Cartoonist and writer Becker (All I Need to Know I Learned from My Cat
) sloughed off her repeated seizures as stress-related and lived with the strangeness of periodic episodes for three and half years, until a friend witnessed an attack in May 1999. Becker finally sought medical testing and underwent brain surgery. Her memoir loosely brackets the year around her procedure, from the initial diagnosis to the long, slow recovery, when unpredicted side effects interfered with her speech and even her thought processes.
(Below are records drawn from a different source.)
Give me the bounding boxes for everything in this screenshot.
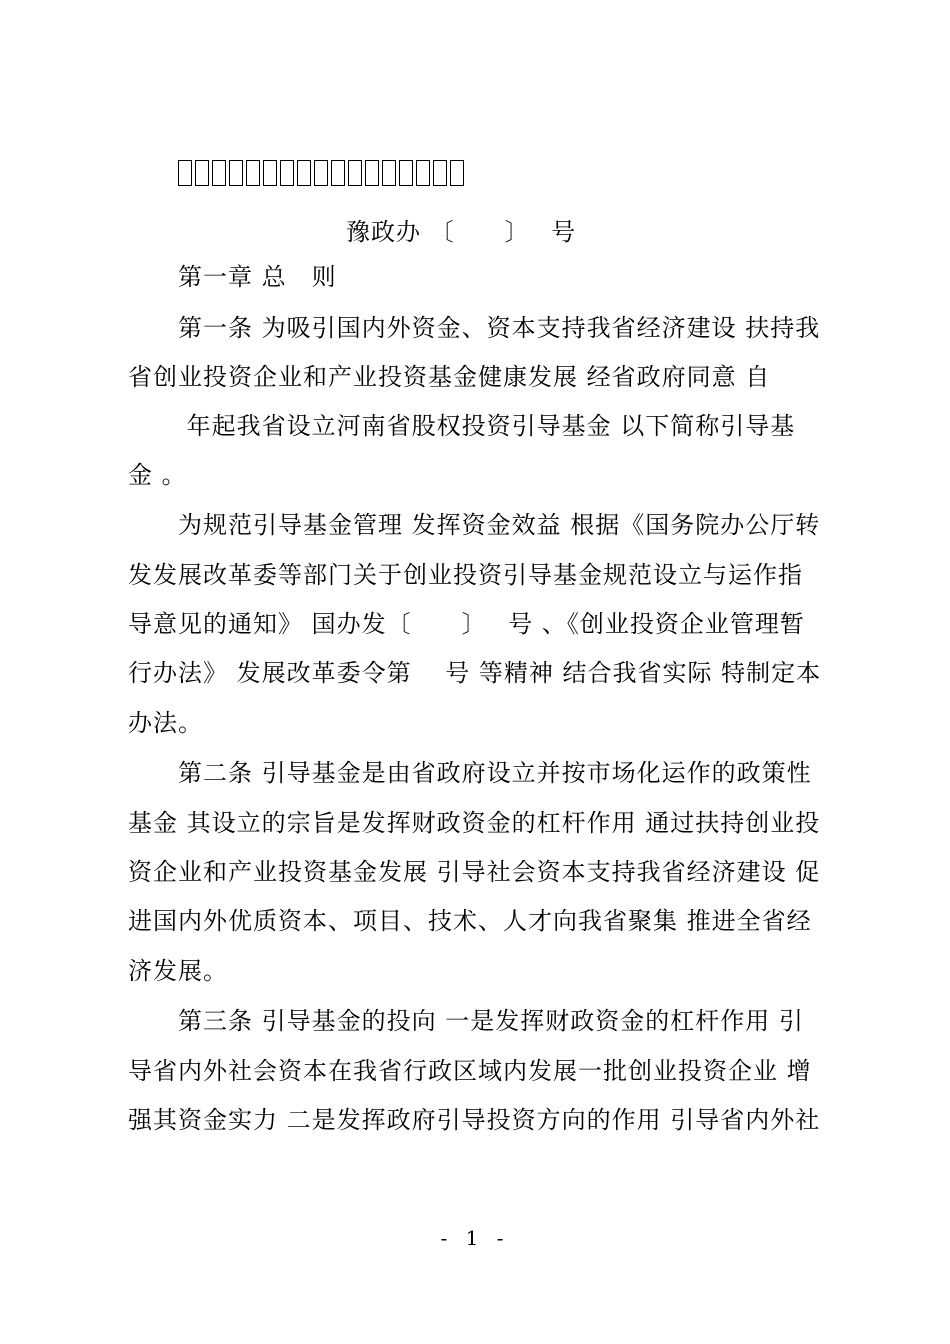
missing-glyph-box bbox=[195, 160, 209, 186]
paragraph-line: 行办法》 发展改革委令第 号 等精神 结合我省实际 特制定本 bbox=[128, 659, 822, 687]
missing-glyph-box bbox=[297, 160, 311, 186]
missing-glyph-box bbox=[178, 160, 192, 186]
paragraph-line: 为规范引导基金管理 发挥资金效益 根据《国务院办公厅转 bbox=[178, 511, 821, 539]
missing-glyph-box bbox=[365, 160, 379, 186]
paragraph-line: 办法。 bbox=[128, 709, 203, 737]
garbled-title bbox=[178, 160, 466, 186]
missing-glyph-box bbox=[246, 160, 260, 186]
page-number: - 1 - bbox=[440, 1226, 510, 1250]
paragraph-line: 金 。 bbox=[128, 461, 187, 489]
missing-glyph-box bbox=[348, 160, 362, 186]
paragraph-line: 第一条 为吸引国内外资金、资本支持我省经济建设 扶持我 bbox=[178, 314, 821, 342]
missing-glyph-box bbox=[314, 160, 328, 186]
chapter-title: 第一章 总 则 bbox=[178, 263, 337, 291]
missing-glyph-box bbox=[229, 160, 243, 186]
missing-glyph-box bbox=[433, 160, 447, 186]
missing-glyph-box bbox=[450, 160, 464, 186]
missing-glyph-box bbox=[382, 160, 396, 186]
paragraph-line: 济发展。 bbox=[128, 957, 228, 985]
paragraph-line: 发发展改革委等部门关于创业投资引导基金规范设立与运作指 bbox=[128, 561, 803, 589]
paragraph-line: 基金 其设立的宗旨是发挥财政资金的杠杆作用 通过扶持创业投 bbox=[128, 809, 821, 837]
missing-glyph-box bbox=[399, 160, 413, 186]
paragraph-line: 资企业和产业投资基金发展 引导社会资本支持我省经济建设 促 bbox=[128, 858, 821, 886]
document-number: 豫政办 〔 〕 号 bbox=[346, 218, 577, 246]
missing-glyph-box bbox=[263, 160, 277, 186]
missing-glyph-box bbox=[416, 160, 430, 186]
paragraph-line: 省创业投资企业和产业投资基金健康发展 经省政府同意 自 bbox=[128, 363, 771, 391]
paragraph-line: 强其资金实力 二是发挥政府引导投资方向的作用 引导省内外社 bbox=[128, 1106, 821, 1134]
paragraph-line: 导省内外社会资本在我省行政区域内发展一批创业投资企业 增 bbox=[128, 1057, 812, 1085]
paragraph-line: 年起我省设立河南省股权投资引导基金 以下简称引导基 bbox=[178, 412, 796, 440]
paragraph-line: 导意见的通知》 国办发〔 〕 号 、《创业投资企业管理暂 bbox=[128, 610, 805, 638]
paragraph-line: 进国内外优质资本、项目、技术、人才向我省聚集 推进全省经 bbox=[128, 907, 812, 935]
paragraph-line: 第二条 引导基金是由省政府设立并按市场化运作的政策性 bbox=[178, 759, 812, 787]
missing-glyph-box bbox=[280, 160, 294, 186]
missing-glyph-box bbox=[331, 160, 345, 186]
paragraph-line: 第三条 引导基金的投向 一是发挥财政资金的杠杆作用 引 bbox=[178, 1007, 804, 1035]
missing-glyph-box bbox=[212, 160, 226, 186]
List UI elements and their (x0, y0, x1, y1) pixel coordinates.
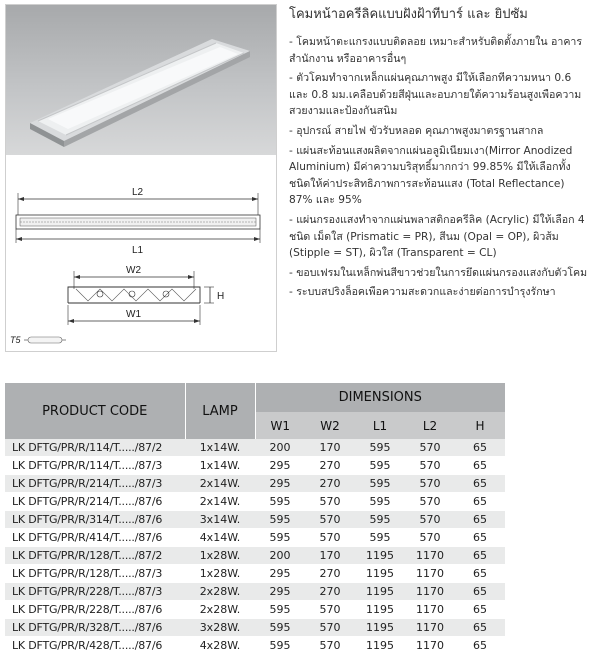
h-cell: 65 (455, 493, 505, 511)
feature-paragraph: - แผ่นกรองแสงทำจากแผ่นพลาสติกอครีลิค (Acrylic) มีให้เลือก 4 ชนิด เม็ดใส (Prismatic = PR), สีนม (Opal = OP), ผิวส้ม (Stipple = ST), ผิวใส (Transparent = CL) (289, 213, 585, 260)
l2-cell: 1170 (405, 619, 455, 637)
product-code-cell: LK DFTG/PR/R/228/T...../87/3 (5, 583, 185, 601)
l2-cell: 1170 (405, 583, 455, 601)
technical-drawing (6, 155, 276, 351)
w1-cell: 595 (255, 511, 305, 529)
product-code-header: PRODUCT CODE (5, 383, 185, 439)
l1-cell: 1195 (355, 637, 405, 655)
h-header: H (455, 412, 505, 439)
l1-cell: 595 (355, 457, 405, 475)
lamp-cell: 4x28W. (185, 637, 255, 655)
product-code-cell: LK DFTG/PR/R/128/T...../87/2 (5, 547, 185, 565)
h-cell: 65 (455, 583, 505, 601)
l1-cell: 1195 (355, 583, 405, 601)
luminaire-photo (6, 5, 276, 155)
l2-cell: 1170 (405, 565, 455, 583)
product-code-cell: LK DFTG/PR/R/128/T...../87/3 (5, 565, 185, 583)
l2-cell: 570 (405, 475, 455, 493)
w2-label: W2 (126, 265, 141, 276)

As Becker's healing slogs along at a snail's pace, she wonders, "Up until now, I didn't know things were missing until I went looking for them.... What about the things I don't think to look for?
" Such problems assailed the essence of Becker's talents for being funny and easily expressing herself through words and drawing. Her struggle to recuperate has a profound effect on relationships and changes her own expectations about being a friend, lover and family member. As anyone might, Becker asks herself, "What if my life is a life I don't want to live?
" But with the help of others and her slowly returning sense of humor, she eventually recreates a life she recognizes as her own, one in which she even completes a strenuous AIDS fund-raising bike ride and begins a competitive writing fellowship. Becker's deeply personal and surprisingly funny account intersperses text with such whimsical additions as Becker's "Cardiac Exercise Tolerance" and kooky cartoons. (Mar.)
A 20-city author tour and a national marketing campaign will draw in fans of Becker's previous work.